1/11/2008 8:23:00 PM

Any ideas for a thread-safe list.removeall( X ): removing all
occurrences of X within list L, when L might be modified concurrently?

Sincerely,
Aaron
25 Answers

Paul Rubin

1/11/2008 8:58:00 PM

0

castironpi@gmail.com writes:
> Any ideas for a thread-safe list.removeall( X ): removing all
> occurrences of X within list L, when L might be modified concurrently?

That way lies madness. Do something sensible instead. Put a lock
around the list, or put all mutators for the list into a single
thread, or whatever. Don't do what you're describing.

Aaron Brady

1/11/2008 10:30:00 PM

0

On Jan 11, 2:57 pm, Paul Rubin <http://phr...@NOSPAM.invalid> wrote:
> castiro...@gmail.com writes:
> > Any ideas for a thread-safe list.removeall( X ): removing all
> > occurrences of X within list L, when L might be modified concurrently?
>
> That way lies madness. Do something sensible instead. Put a lock
> around the list, or put all mutators for the list into a single
> thread, or whatever. Don't do what you're describing.

This function just wants X out of the list. It doesn't matter if this
happens before, during, or after something else; so long as it happens.

Paul Rubin

1/11/2008 11:27:00 PM

0

castironpi@gmail.com writes:
> This function just wants X out of the list.
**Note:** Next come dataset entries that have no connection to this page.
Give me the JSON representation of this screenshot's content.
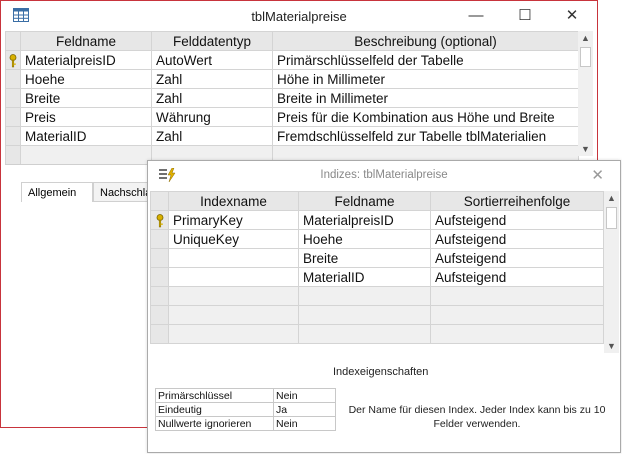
{
  "window": {
    "title": "tblMaterialpreise"
  },
  "design_grid": {
    "headers": [
      "Feldname",
      "Felddatentyp",
      "Beschreibung (optional)"
    ],
    "rows": [
      {
        "name": "MaterialpreisID",
        "type": "AutoWert",
        "desc": "Primärschlüsselfeld der Tabelle",
        "key": true
      },
      {
        "name": "Hoehe",
        "type": "Zahl",
        "desc": "Höhe in Millimeter",
        "key": false
      },
      {
        "name": "Breite",
        "type": "Zahl",
        "desc": "Breite in Millimeter",
        "key": false
      },
      {
        "name": "Preis",
        "type": "Währung",
        "desc": "Preis für die Kombination aus Höhe und Breite",
        "key": false
      },
      {
        "name": "MaterialID",
        "type": "Zahl",
        "desc": "Fremdschlüsselfeld zur Tabelle tblMaterialien",
        "key": false
      }
    ]
  },
  "tabs": {
    "general": "Allgemein",
    "lookup": "Nachschla"
  },
  "index_dialog": {
    "title": "Indizes: tblMaterialpreise",
    "headers": [
      "Indexname",
      "Feldname",
      "Sortierreihenfolge"
    ],
    "rows": [
      {
        "index": "PrimaryKey",
        "field": "MaterialpreisID",
        "order": "Aufsteigend",
        "key": true
      },
      {
        "index": "UniqueKey",
        "field": "Hoehe",
        "order": "Aufsteigend",
        "key": false
      },
      {
        "index": "",
        "field": "Breite",
        "order": "Aufsteigend",
        "key": false
      },
      {
        "index": "",
        "field": "MaterialID",
        "order": "Aufsteigend",
        "key": false
      }
    ],
    "properties_title": "Indexeigenschaften",
    "properties": [
      {
        "label": "Primärschlüssel",
        "value": "Nein"
      },
      {
        "label": "Eindeutig",
        "value": "Ja"
      },
      {
        "label": "Nullwerte ignorieren",
        "value": "Nein"
      }
    ],
    "help_text": "Der Name für diesen Index. Jeder Index kann bis zu 10 Felder verwenden."
  },
  "colors": {
    "window_border": "#c8343c",
    "header_bg": "#e7e7e7",
    "key_icon": "#d8b000"
  },
  "icons": [
    "table-icon",
    "minimize-icon",
    "maximize-icon",
    "close-icon",
    "primary-key-icon",
    "index-lightning-icon"
  ]
}
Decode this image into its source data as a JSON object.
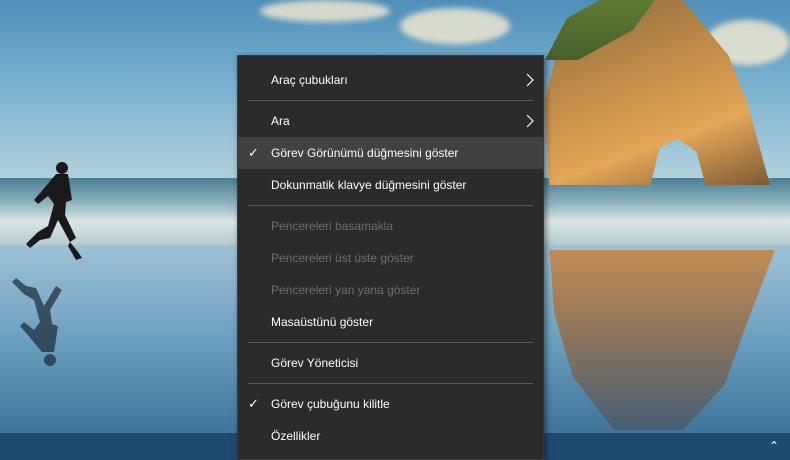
{
  "context_menu": {
    "items": [
      {
        "label": "Araç çubukları",
        "has_submenu": true
      },
      {
        "label": "Ara",
        "has_submenu": true
      },
      {
        "label": "Görev Görünümü düğmesini göster",
        "checked": true
      },
      {
        "label": "Dokunmatik klavye düğmesini göster"
      },
      {
        "label": "Pencereleri basamakla",
        "disabled": true
      },
      {
        "label": "Pencereleri üst üste göster",
        "disabled": true
      },
      {
        "label": "Pencereleri yan yana göster",
        "disabled": true
      },
      {
        "label": "Masaüstünü göster"
      },
      {
        "label": "Görev Yöneticisi"
      },
      {
        "label": "Görev çubuğunu kilitle",
        "checked": true
      },
      {
        "label": "Özellikler"
      }
    ]
  },
  "icons": {
    "checkmark": "checkmark-icon",
    "submenu": "chevron-right-icon",
    "tray": "chevron-up-icon"
  },
  "colors": {
    "menu_background": "#2b2b2b",
    "menu_hover": "#414141",
    "disabled_text": "#6d6d6d",
    "taskbar": "#1f4a70"
  },
  "glyphs": {
    "check": "✓",
    "tray_up": "⌃"
  }
}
It doesn't matter if this
> happens before, during, or after something else; so long as it happens.

If you're asking in a general way how to do something like that,
there are several basic methods:

1. Put a single thread in charge of the list, and communicate with it
by message passing through Queues. To get X out of the list, you'd
send the mutator thread a message asking for removal. The mutator
thread would loop reading and processing messages from the queue,
blocking when no requests are pending. This is sort of the preferred
Python style and is pretty simple to get correct, but if there are
many such objects you can end up with more threads than you really
want.

2. Associate a lock with the list. Anything wanting to access the
list should acquire the lock, do its stuff, then release the lock.
This gets confusing after a while.

3. Various other schemes involving finer grained locks etc. that
get horrendously error prone (race conditions etc).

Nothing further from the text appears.